Populationsbezogene Vorhaltebudgets für medizinische Leistungsgruppen können ebenfalls diesbezüglich unterstützen. Dabei erscheint eine Aufteilung des bundesweiten DRG-Erlösvolumens, inklusive der Pflegepersonalkosten, in ein Drittel für mengenunabhängige regionale Vorhaltebudgets und zwei Drittel für die Rest-DRG sinnvoll.
DÄ: Sehen Sie andere Optionen?
Augurzky: Eine andere Option sind regionale Gesundheitsbudgets, die ebenfalls ein großes Potenzial besitzen, um das System effizienter zu machen. Für einzelne Regionen würde dabei ein weitgehend mengenunabhängiges Gesundheitsbudget mindestens für ambulante und stationäre Leistungen eingeführt, mit freier Mittelverwendung, Zielvorgabe und Wettbewerb in den Regionen.
Und man muss im Leistungsbestand aufräumen und sich anschauen, welche Leistungen noch sinnvoll sind und welche nicht. In dem Zusammenhang ist es zum Beispiel wichtig, Überversorgungen wie Doppeluntersuchungen in den Blick zu nehmen und abzubauen.
Dabei kann die Digitalisierung helfen, zum Beispiel durch die flächendeckende Einführung einer elektronischen Patientenakte. Während man manche wenig nutzenbringende Leistungen „ausmistet“, schafft man Platz für Produktinnovationen. Zur Digitalisierung gehören dabei auch telemedizinische Leistungen, Videosprechstunden, Telekonsile, Telemonitoring und telenotärztliche Versorgung.

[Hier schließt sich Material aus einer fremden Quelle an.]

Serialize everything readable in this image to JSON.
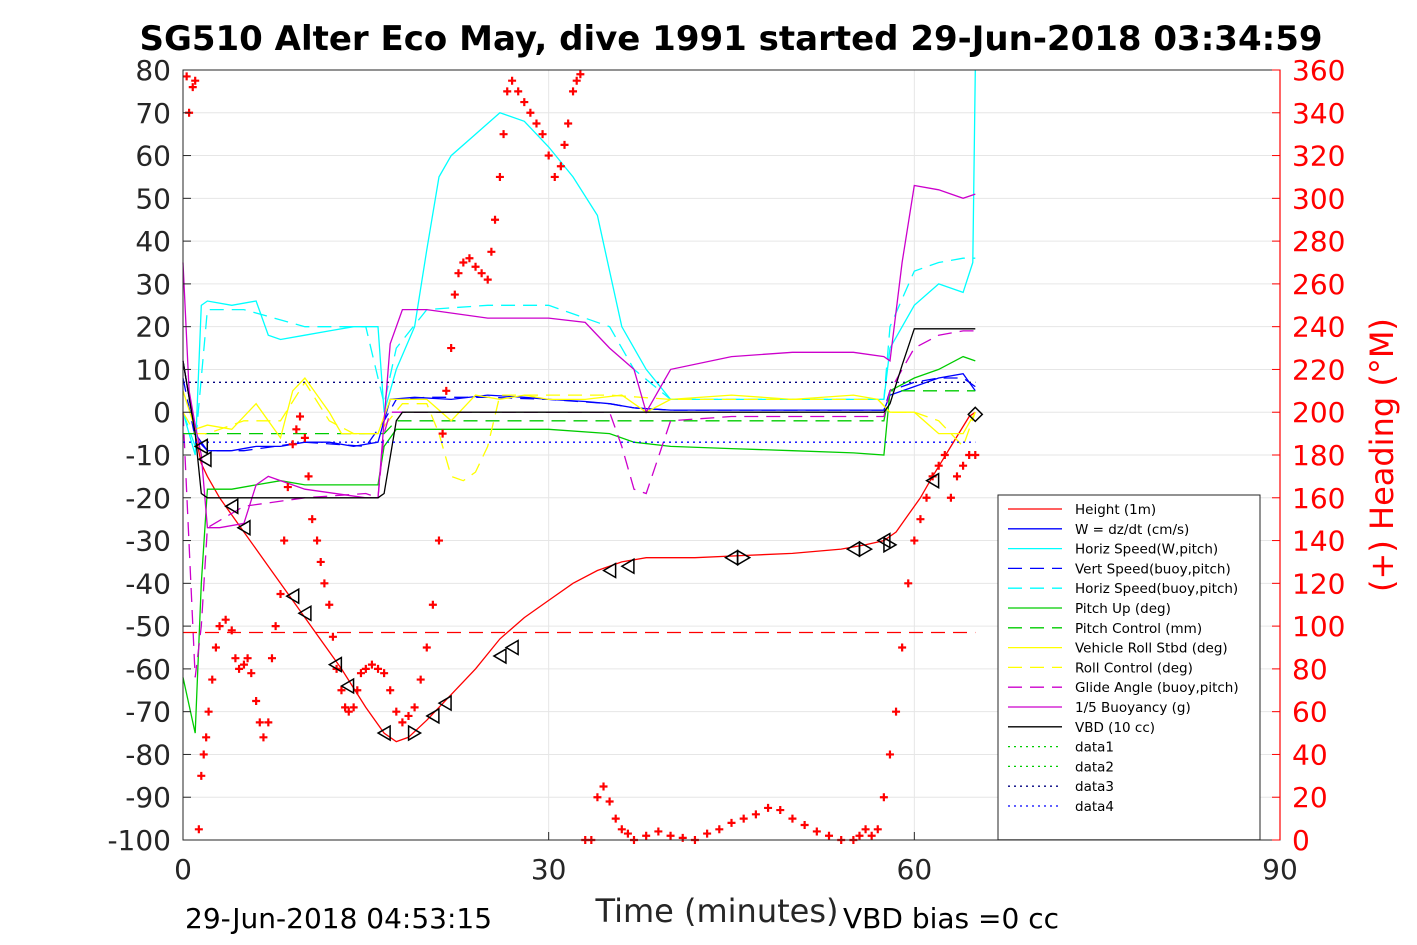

Schließlich ist es nötig, Investitionsmittel für Strukturveränderungen bereitzustellen, so wie es mit dem Strukturfonds seit einigen Jahren geschieht. Derzeit scheint jedoch schon der Fachkräftemangel dafür zu sorgen, dass das stationäre Angebot reduziert wird, sodass gar nicht immer die Wahl besteht, anders zu handeln.